Loved ones beyond the veil of death are not lost to us. “Families are the basic organizational unit of the eternal realms, and so He (God, our Father) intends for them also to be the basic unit on earth.” (Pres. Eyring, April 2017)

In this week’s Come Follow Me lesson, we learn the joyful news of how that can happen through the practice of baptism for the dead. The second paragraph of “The Family: A Proclamation to the World” states:

“The divine plan of happiness enables family relationships to be perpetuated beyond the grave. Sacred ordinances and covenants available in holy temples make it possible for individuals to return to the presence of God and for families to be united eternally.”

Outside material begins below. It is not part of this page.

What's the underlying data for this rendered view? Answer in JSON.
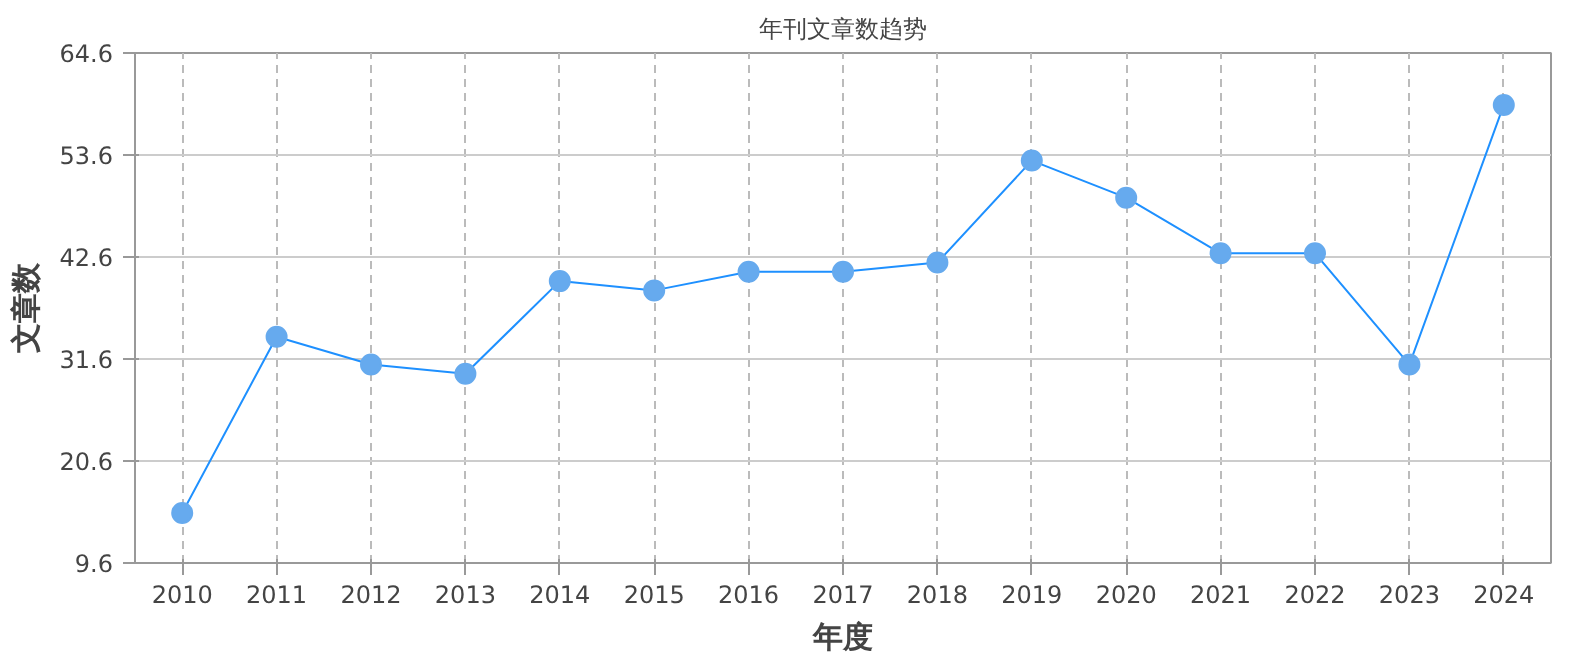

Alongside the eternal blessings, there are practical ways we benefit from serving our ancestors. In this way, we come to know them:

“Stories of the familial past seem to provide a guide for adolescents’ developing sense of self and identity beyond everyday patterns of family interaction. Through sharing the past, families recreate themselves in the present, and project themselves into the future. Family stories are theorized to be a critical part of adolescents’ emerging identity and well-being. … Adolescents who report knowing more stories about their familial past show higher levels of emotional well-being, and also higher levels of identity achievement, even when controlling for general level of family functioning.”

Fivush, R., Duke, M., Candler, C.H., & Bohanek, J.G. (2010). The power of family history in adolescent identity and well-being.

Traditions and stories passed down can shape more than our perceptions. Because of what we learned in this week’s lesson, we know they can shape eternity.